Real Estate Agent and Trainer, Robert Rico, explains what foreclosure is and goes into depth about what this truly means for the real estate business and buyer/seller. Do you want to see more video blogs? Subscribe here!

     

WHAT IS A FORECLOSURE?

Foreclosure happens when the property owner fails to make their mortgage payments to the lender and defaults on the terms of the mortgage loan. The lender then repossesses the property and tries to sell it in hopes of retrieving the amount of money that was owed by the borrower.

THE PROCESS OF FORECLOSURE IN CALIFORNIA

When a homeowner/borrower has not made a mortgage payment after 90 days, which would typically be 3 mortgage payments, the owner will receive a “Notice of Default” from the lender. This legal notice will be placed on the front door of the subject property. This is the first step of the foreclosure process. The property owner then typically has an additional 90 days, making it a total of 180 days without payment, when their property will then be presented with a N.O.T (Notice of Trustee’s Sale) by the lender. The N.O.T informs the borrower that the home will be sold at auction in 21 days for non payment and instructions on the promissory note.

WHY DO PROPERTY OWNERS GO INTO FORECLOSURE?
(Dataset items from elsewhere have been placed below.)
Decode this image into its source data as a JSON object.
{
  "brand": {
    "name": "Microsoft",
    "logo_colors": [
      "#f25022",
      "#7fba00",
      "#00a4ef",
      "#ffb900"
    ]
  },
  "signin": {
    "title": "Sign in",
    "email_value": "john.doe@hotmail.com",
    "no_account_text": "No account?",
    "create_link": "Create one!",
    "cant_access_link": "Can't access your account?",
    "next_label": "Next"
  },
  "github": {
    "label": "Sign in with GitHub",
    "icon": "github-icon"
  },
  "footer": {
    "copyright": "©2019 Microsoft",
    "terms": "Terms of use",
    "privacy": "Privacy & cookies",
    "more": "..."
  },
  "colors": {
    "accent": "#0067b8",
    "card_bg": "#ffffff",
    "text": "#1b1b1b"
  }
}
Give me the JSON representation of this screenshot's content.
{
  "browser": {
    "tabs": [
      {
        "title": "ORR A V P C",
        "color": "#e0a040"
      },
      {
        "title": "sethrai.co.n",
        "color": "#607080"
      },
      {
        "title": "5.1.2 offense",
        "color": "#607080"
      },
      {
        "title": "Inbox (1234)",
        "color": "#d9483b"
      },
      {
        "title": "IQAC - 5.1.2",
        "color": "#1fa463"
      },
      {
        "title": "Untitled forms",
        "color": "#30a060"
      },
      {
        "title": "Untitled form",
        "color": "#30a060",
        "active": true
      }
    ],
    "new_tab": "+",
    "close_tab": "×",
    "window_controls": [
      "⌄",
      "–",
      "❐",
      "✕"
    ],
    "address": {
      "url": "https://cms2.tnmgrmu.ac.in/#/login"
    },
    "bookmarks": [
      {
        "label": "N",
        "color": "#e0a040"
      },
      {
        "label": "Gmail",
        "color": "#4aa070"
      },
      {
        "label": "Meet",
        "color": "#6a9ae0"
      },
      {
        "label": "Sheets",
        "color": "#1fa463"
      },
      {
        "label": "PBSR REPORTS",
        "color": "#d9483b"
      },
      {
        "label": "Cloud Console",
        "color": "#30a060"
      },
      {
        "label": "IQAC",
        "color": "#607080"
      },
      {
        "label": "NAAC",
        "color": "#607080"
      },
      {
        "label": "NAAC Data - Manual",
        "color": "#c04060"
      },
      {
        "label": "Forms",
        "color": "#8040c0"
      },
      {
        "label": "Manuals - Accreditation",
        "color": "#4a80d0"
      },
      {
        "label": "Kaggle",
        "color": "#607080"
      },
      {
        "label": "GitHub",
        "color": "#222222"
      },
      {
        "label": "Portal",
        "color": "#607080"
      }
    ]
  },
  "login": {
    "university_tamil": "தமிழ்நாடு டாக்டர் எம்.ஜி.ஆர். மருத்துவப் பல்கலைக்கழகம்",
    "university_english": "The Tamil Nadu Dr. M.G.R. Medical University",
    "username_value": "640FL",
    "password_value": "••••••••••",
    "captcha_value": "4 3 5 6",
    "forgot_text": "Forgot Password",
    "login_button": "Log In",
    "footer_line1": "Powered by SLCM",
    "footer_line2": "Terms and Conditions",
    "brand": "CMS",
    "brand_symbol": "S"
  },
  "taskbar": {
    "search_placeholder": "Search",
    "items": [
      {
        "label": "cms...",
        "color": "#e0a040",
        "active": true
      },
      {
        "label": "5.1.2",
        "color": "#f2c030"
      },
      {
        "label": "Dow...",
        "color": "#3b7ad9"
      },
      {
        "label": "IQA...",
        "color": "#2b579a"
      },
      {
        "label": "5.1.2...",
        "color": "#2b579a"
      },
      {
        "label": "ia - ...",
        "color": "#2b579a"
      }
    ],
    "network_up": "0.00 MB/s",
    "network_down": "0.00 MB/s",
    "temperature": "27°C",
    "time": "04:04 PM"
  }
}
No one wants to be evicted from their own home, but different situations can make it hard to make monthly payments. A variety of reasons, such as unemployment, divorce, death or medical reasons, for example, can lower people’s income stream and make it difficult to pay loans. If the borrower who is affected manages to recover financially and has the ability to pay the overdue mortgage amount prior to the N.O.T, which may include late fees, they may be able to make their loan current . As a reminder, one 30-day late mortgage payment can drop the FICO credit score between 50 to 100 points.

It’s important for the owner to talk to his/her lender as soon as possible to try and work out any options to avoid foreclosure.

WHAT ARE THE CONSEQUENCES OF A FORECLOSURE?

The financial consequences of going through a foreclosure can be miserable. Not only is the property retrieved by the lender, but any equity you may have established is also lost. However, the misery doesn’t end there. You still need to pay taxes on the amount of mortgage. Anytime debt is forgiven, it will be considered income by the IRS.

Foreclosure damages your credit and can remain on your credit report for up to 7 years, which can hurt your chances of qualifying for a new home loan. It may also create difficulty in qualifying to rent a home.

It can be tough to rebound from a foreclosure, but with patience and diligence people affected by a foreclosure can slowly see their credit recover and expect to purchase a home once again in the future.